Mike's face was sweaty to begin with: now it's turning the colour of the votive candles they'd be burning if this was still a functioning church. "But we've got a ten percent excess ..." 

"Right. So you've got to make sure the other guy doesn't get his hands on it, don't you? You're right about it sounding like a swoop and squat, and that medical claim is a classic. Medical confidentiality is a great blind for snipers, but we can poke a hole in it if there's a fraud investigation in train.  Now, Nationwide still have some human folks on the web in the Customer Retention and Abuse groups, and what you need to do is to get this escalated off the call centre ladder until a human being sees it, then you need to hammer away."

"But how do I ...?"

You start checking off points on your fingertips. "You start by getting Sally to offer them her car's black box log. Once you know exactly where she was when the incident happened — the blackbox GPS will tell you that — you tell them to serve a FOIA disclosure notice on the Highways Agency for their nearby camera footage — if they won't listen at first I'll talk you through doing that yourself. That will tell you whether the Optare was involved, in which case you can kick Abuse into opening a fraudulent claim file on the other driver. Then you can go after the medical side. If the other driver has a doctor's note, pull their BMA records and see if they're legit — I'll bet you a bottle of Chardonnay there's a reprimand on file because doctors who're willing to diagnose fictional ailments for cash rarely stop at one. Once you've got that, you can go after the vehicle with a statutory vehicle history disclosure notice — that's what the police use on you if they think you're driving a chop job — and then you can query the vehicle's book value. At which point, if you're right and it's a swoop and squat, NU will hit up their insurer for the full value of the claim and blacklist them, while indemnifying you. Your insurer should do all of this automatically if you get their Abuse team's attention, but you don't have to wait — the forms are all online, you can do it from your phone, and once you've got the ball rolling your insurer will pick it up."
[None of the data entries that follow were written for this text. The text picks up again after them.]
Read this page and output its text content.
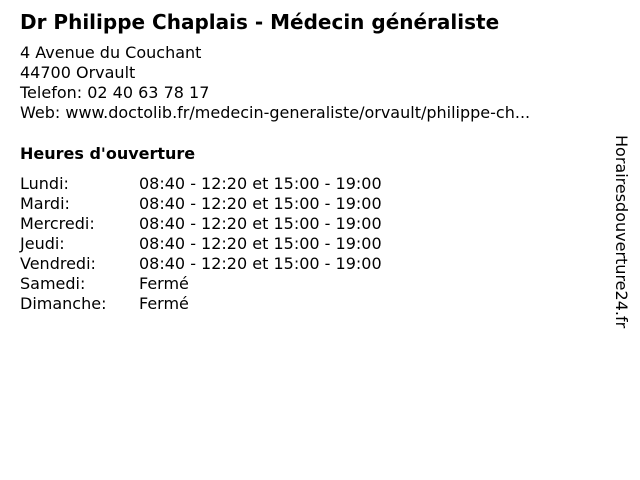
Dr Philippe Chaplais - Médecin généraliste
4 Avenue du Couchant
44700 Orvault
Telefon: 02 40 63 78 17
Web: www.doctolib.fr/medecin-generaliste/orvault/philippe-ch...
Heures d'ouverture
Lundi:	08:40 - 12:20 et 15:00 - 19:00
Mardi:	08:40 - 12:20 et 15:00 - 19:00
Mercredi:	08:40 - 12:20 et 15:00 - 19:00
Jeudi:	08:40 - 12:20 et 15:00 - 19:00
Vendredi:	08:40 - 12:20 et 15:00 - 19:00
Samedi:	Fermé
Dimanche: Fermé	Horairesdouverture24.fr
Mike goes glassy-eyed halfway through your explanation, but that's okay: he's nodding like a parcel shelf ornament, which means he's got the essential message that he's anything but helpless. Civilians confronted by an alien bureaucracy always feel helpless at first, but once they realize there's a way to get what they want they usually recover. "I think I got some of that —" 
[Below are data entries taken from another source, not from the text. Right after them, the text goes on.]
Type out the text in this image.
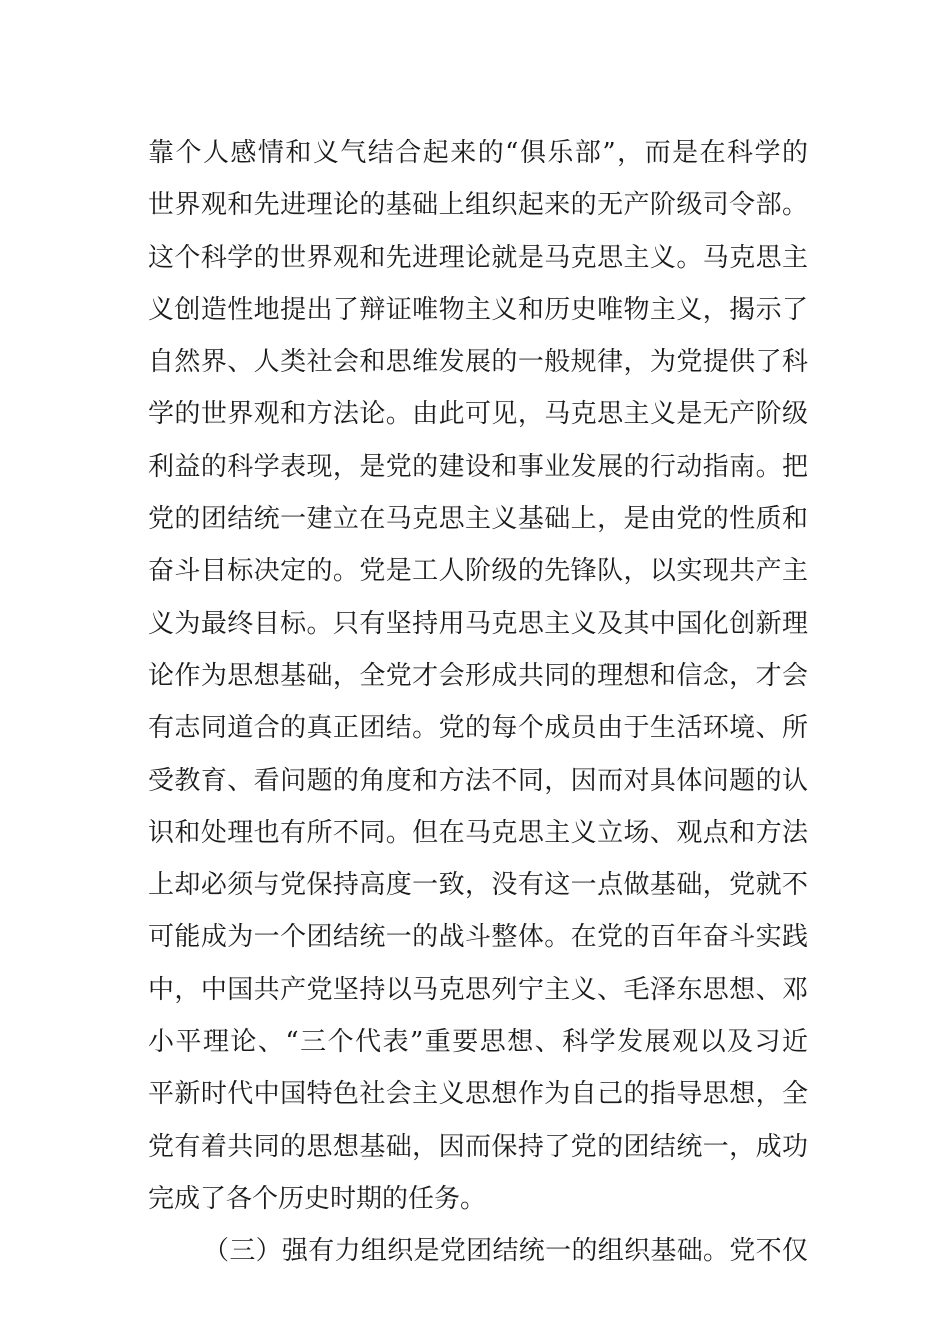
靠个人感情和义气结合起来的“俱乐部”，而是在科学的
世界观和先进理论的基础上组织起来的无产阶级司令部。
这个科学的世界观和先进理论就是马克思主义。马克思主
义创造性地提出了辩证唯物主义和历史唯物主义，揭示了
自然界、人类社会和思维发展的一般规律，为党提供了科
学的世界观和方法论。由此可见，马克思主义是无产阶级
利益的科学表现，是党的建设和事业发展的行动指南。把
党的团结统一建立在马克思主义基础上，是由党的性质和
奋斗目标决定的。党是工人阶级的先锋队，以实现共产主
义为最终目标。只有坚持用马克思主义及其中国化创新理
论作为思想基础，全党才会形成共同的理想和信念，才会
有志同道合的真正团结。党的每个成员由于生活环境、所
受教育、看问题的角度和方法不同，因而对具体问题的认
识和处理也有所不同。但在马克思主义立场、观点和方法
上却必须与党保持高度一致，没有这一点做基础，党就不
可能成为一个团结统一的战斗整体。在党的百年奋斗实践
中，中国共产党坚持以马克思列宁主义、毛泽东思想、邓
小平理论、“三个代表”重要思想、科学发展观以及习近
平新时代中国特色社会主义思想作为自己的指导思想，全
党有着共同的思想基础，因而保持了党的团结统一，成功
完成了各个历史时期的任务。
（三）强有力组织是党团结统一的组织基础。党不仅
"I'll email you tomorrow." From the office, in your copious free time, you'll off-handedly throw him a FAQ: Nailing Petty Insurance Fraud 101. Mike asking you to help with Sally's fraudulent car claim is a bit like calling in an air strike to deal with a primary school bully, but he's your friend, and besides, if anyone in the office notices and makes a fuss you can point out that it's good public relations.  

"Thanks, everso." With classic English understatement, he looks more grateful than he sounds. 

While you were talking, Eric and Matthew have somehow gone from twitching slightly to Matthew lying on his back with the tip of Eric's sword touching his stomach. As you watch, Eric brings up his point in salute and backs out of the duelling space. You stand up, feeling an itchy urge to claw your way back out of your work head space, and turn to Mike: "best of three rounds?"